At the time of the proceedings against Janša, Borštner, Tasič and Zavrl, the Slovene Writers’ Association represented a centre of the democratic movement, since at the time Slovenian writers were ardent opponents of the centralist forces in Yugoslavia. In February 1990, the Slovene Writers’ Association left the Yugoslav Writers’ Association, which symbolically represented the announcement of Slovenia’s departure from Yugoslavia. The trial ended on 27 July 1988 – at the time the four people, which had been sentenced to prison, were greeted by around 10 thousand supporters in front of the military court at Roška. Even though many expected that the convicted would not be put behind bars, the Slovenian communist government under the leadership of Milan Kučan later led them to serve a prison sentence.
Pučnik plays key role in Slovenian independence
In 1989, new parties began to emerge in Slovenia. In the autumn of that year, some of them established the Democratic Opposition of Slovenia (with the abbreviation: Demos). The photograph from January 1990 shows leading people in Slovenian politics: Jože Pučnik, Ivan Oman (president of the Slovenian Farmer’s Union), Dimitrij Rupel, Marjan Podobnik and others. In the end, Slovenian communists had to allow multi-party elections through gritted teeth. At those – on April 1990 – the victor of the parliamentary election was the Demos coalition. The communists were more successful at the presidential election, which was won by Kučan. Nevertheless, Pučnik as leader of Demos started playing a key role in the fight for Slovenian independence.
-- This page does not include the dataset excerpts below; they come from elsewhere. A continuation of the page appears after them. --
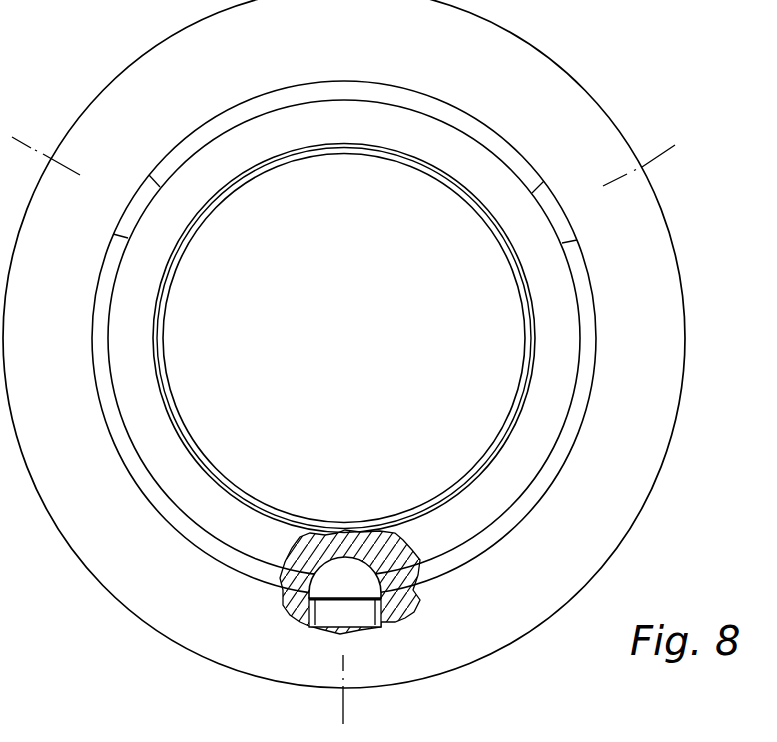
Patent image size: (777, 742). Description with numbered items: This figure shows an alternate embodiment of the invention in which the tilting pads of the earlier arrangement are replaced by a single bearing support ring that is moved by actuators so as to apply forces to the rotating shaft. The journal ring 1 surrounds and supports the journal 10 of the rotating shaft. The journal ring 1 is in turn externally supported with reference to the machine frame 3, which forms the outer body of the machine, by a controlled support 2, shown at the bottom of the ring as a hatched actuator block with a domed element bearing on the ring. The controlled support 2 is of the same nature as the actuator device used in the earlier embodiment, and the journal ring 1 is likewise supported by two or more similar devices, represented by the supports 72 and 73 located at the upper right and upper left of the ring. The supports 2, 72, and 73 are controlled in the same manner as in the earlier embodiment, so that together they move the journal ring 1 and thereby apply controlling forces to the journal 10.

The journal ring 1 is at (471, 522).
The controlled support 2 is at (350, 590).
The machine frame 3 is at (524, 592).
The journal 10 is at (441, 364).
The controlled support device 72 is at (543, 190).
The controlled support device 73 is at (122, 221).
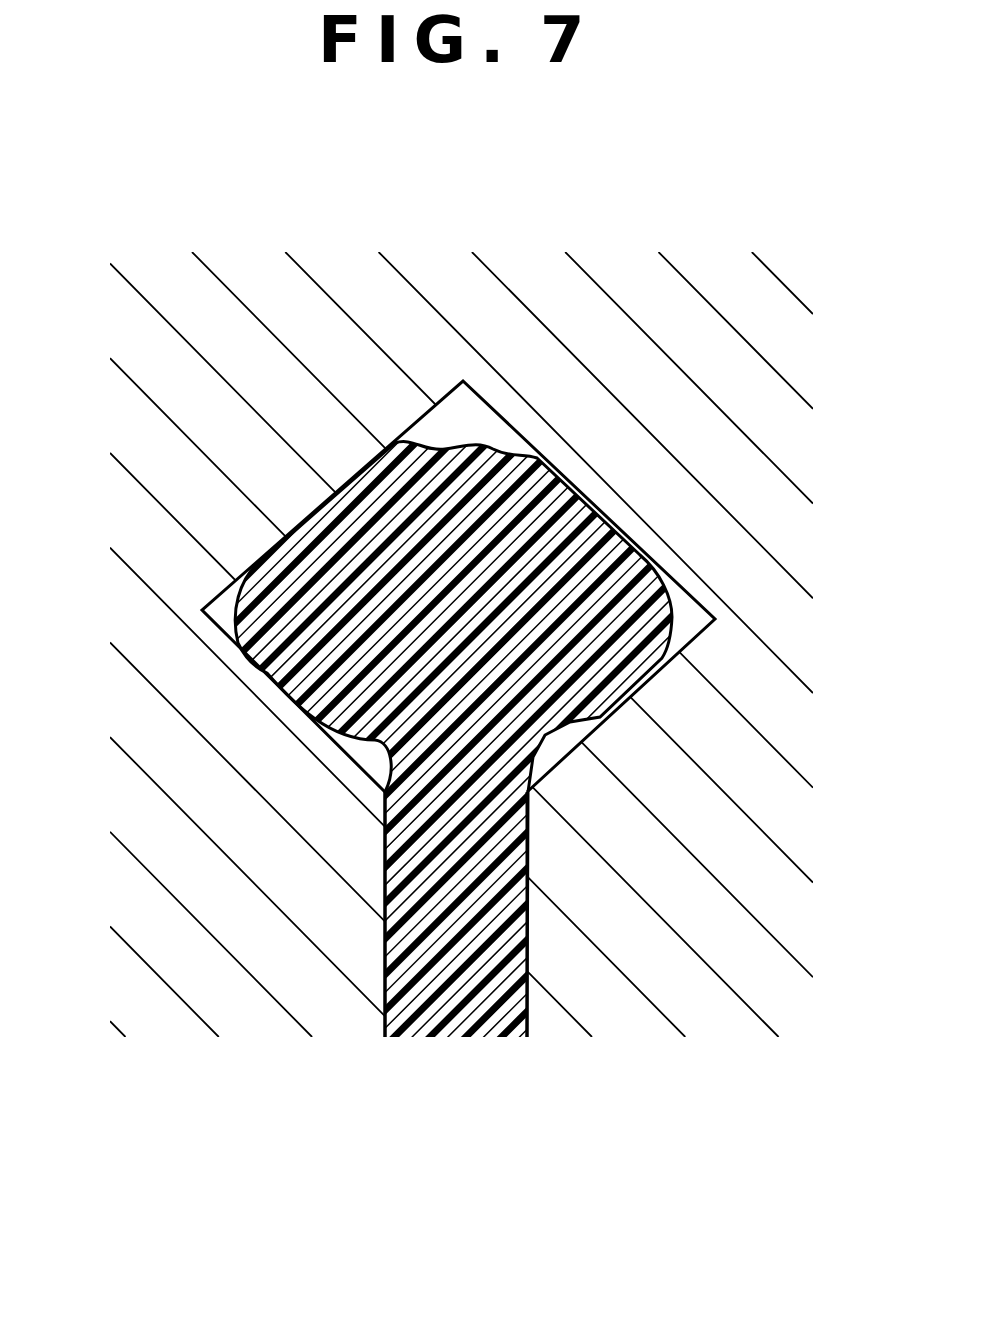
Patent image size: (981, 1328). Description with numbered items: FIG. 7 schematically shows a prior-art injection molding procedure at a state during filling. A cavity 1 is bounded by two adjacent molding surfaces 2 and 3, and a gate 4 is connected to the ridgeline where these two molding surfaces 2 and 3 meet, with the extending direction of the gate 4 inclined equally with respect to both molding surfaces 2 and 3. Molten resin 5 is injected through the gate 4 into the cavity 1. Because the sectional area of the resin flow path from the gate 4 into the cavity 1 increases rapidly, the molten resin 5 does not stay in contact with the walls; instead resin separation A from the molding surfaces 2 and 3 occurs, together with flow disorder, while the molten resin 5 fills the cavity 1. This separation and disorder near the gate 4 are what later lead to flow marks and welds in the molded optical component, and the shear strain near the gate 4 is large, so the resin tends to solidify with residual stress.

The cavity 1 is at (472, 430).
The molding surface 2 is at (648, 674).
The molding surface 3 is at (270, 674).
The gate 4 is at (523, 992).
The molten resin 5 is at (414, 970).
The resin separation A is at (372, 752).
During the reign of Demos (1990–1992), Slovenians got their own country, their own army and their own money for the first time in history. The prime minister was Lojze Peterle, and the key actors in the government that gained independence were defence minister Janez Janša and interior minister Igor Bavčar. During the formation of the Demos government, the YLA disarmed the Slovenian Territorial Defence with the help of Slovenian communist structures. Nevertheless, Demos, led by Janša, managed to form the Slovenian army, which protected Slovenian independence.
On 23 December 1990, a plebiscite was held in Slovenia in which 88,5% of all voters opted for an independent Slovenia. The Slovenian Assembly announced the results on 26 December 1990, and in commemoration of this event Slovenians celebrate Independence and Unity Day on 26 December. Six months after the plebiscite, Demos implemented the decision and declared the Slovenian state on 25 June 1991. The YLA tried to destroy the newly established Slovenian state, but Slovenian armed forces succeeded in defending their homeland.
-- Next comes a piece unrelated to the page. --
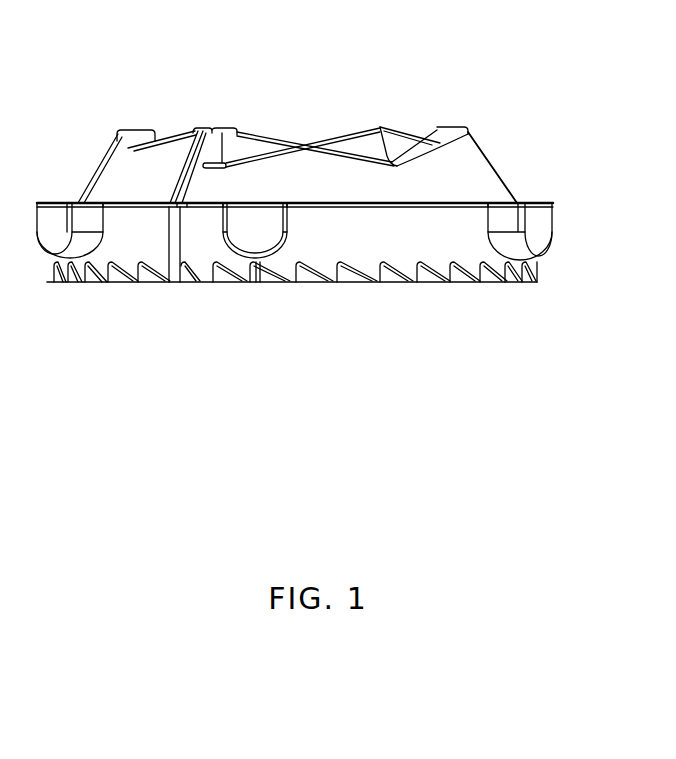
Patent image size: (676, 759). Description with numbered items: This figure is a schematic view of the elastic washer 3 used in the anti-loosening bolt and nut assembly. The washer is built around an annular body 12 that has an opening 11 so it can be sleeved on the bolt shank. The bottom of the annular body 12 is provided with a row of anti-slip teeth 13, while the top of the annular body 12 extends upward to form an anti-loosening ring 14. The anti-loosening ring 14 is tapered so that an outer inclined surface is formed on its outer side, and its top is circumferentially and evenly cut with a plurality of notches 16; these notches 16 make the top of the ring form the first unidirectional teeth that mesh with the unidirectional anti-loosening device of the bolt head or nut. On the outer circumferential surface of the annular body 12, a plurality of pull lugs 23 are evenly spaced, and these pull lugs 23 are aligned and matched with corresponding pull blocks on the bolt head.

Krkovič protects measures of emerging Slovenian state
It is important that we also mention one of the key actors in the Slovenian Independence War, the brigadier general Tone Krkovič. In order to protect measures of the emerging Slovenian state, the Manoeuvre Structure of National Protection was established, and Krkovič was its main organiser. This special armed organisation, in close cooperation with other special units, was capable of protecting Slovenia from any armed surprises less than three months after the disarmament of the Territorial Defence.
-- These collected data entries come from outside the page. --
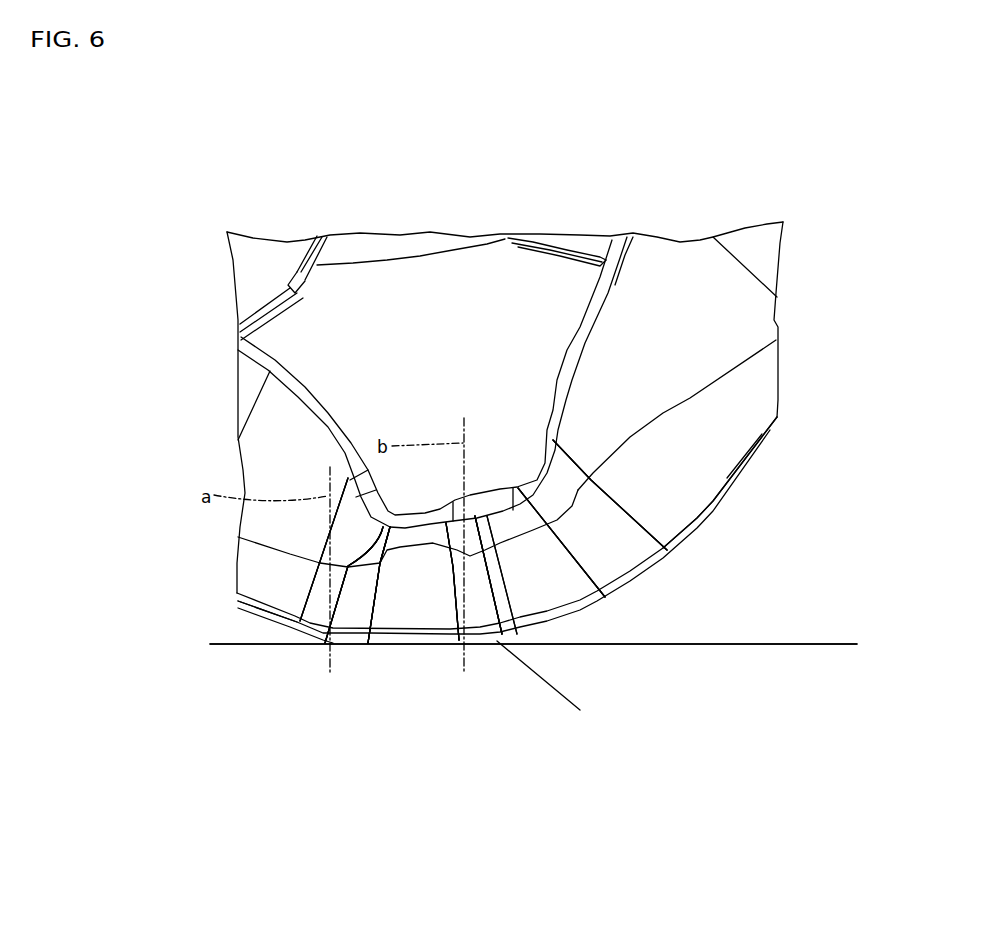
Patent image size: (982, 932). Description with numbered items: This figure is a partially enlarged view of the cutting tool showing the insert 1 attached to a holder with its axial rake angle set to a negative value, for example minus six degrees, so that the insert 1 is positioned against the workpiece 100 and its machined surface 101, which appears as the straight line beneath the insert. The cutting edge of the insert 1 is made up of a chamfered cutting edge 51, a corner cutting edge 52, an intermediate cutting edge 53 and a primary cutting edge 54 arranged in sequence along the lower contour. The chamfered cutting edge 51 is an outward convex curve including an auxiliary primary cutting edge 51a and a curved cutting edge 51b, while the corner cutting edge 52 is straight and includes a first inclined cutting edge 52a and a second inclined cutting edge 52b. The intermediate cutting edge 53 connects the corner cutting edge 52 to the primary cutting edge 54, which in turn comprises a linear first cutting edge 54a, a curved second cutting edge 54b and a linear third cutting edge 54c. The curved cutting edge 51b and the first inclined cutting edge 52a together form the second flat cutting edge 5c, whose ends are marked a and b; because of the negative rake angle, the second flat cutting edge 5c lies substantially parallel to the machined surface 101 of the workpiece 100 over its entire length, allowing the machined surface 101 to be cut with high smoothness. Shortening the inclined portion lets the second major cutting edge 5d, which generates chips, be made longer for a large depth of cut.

The insert 1 is at (801, 301).
The second flat cutting edge 5c is at (457, 778).
The second major cutting edge 5d is at (595, 634).
The chamfered cutting edge 51 is at (375, 767).
The auxiliary primary cutting edge 51a is at (305, 622).
The curved cutting edge 51b is at (343, 632).
The corner cutting edge 52 is at (410, 765).
The first inclined cutting edge 52a is at (417, 632).
The second inclined cutting edge 52b is at (472, 632).
The intermediate cutting edge 53 is at (497, 645).
The primary cutting edge 54 is at (760, 765).
The first cutting edge 54a is at (558, 620).
The second cutting edge 54b is at (640, 580).
The third cutting edge 54c is at (708, 512).
The workpiece 100 is at (823, 644).
The machined surface 101 is at (823, 644).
While mainstream media attribute the main role in Slovenia’s independence to Kučan, for whom independence was never the preferred choice, it would be appropriate to finally attribute this role to the father of Slovenian independence, Jože Pučnik, and also stress the importance of Janez Janša, Tone Krkovič and Igor Bavčar for the future of the Slovenian nation. On Slovenian Statehood Day, the Slovenian flag is raised to honour all those that created the Slovenian state, the mothers and wives who cried for their sons and husbands that fell in the independence war, and in the hope of a bright future for Slovenia.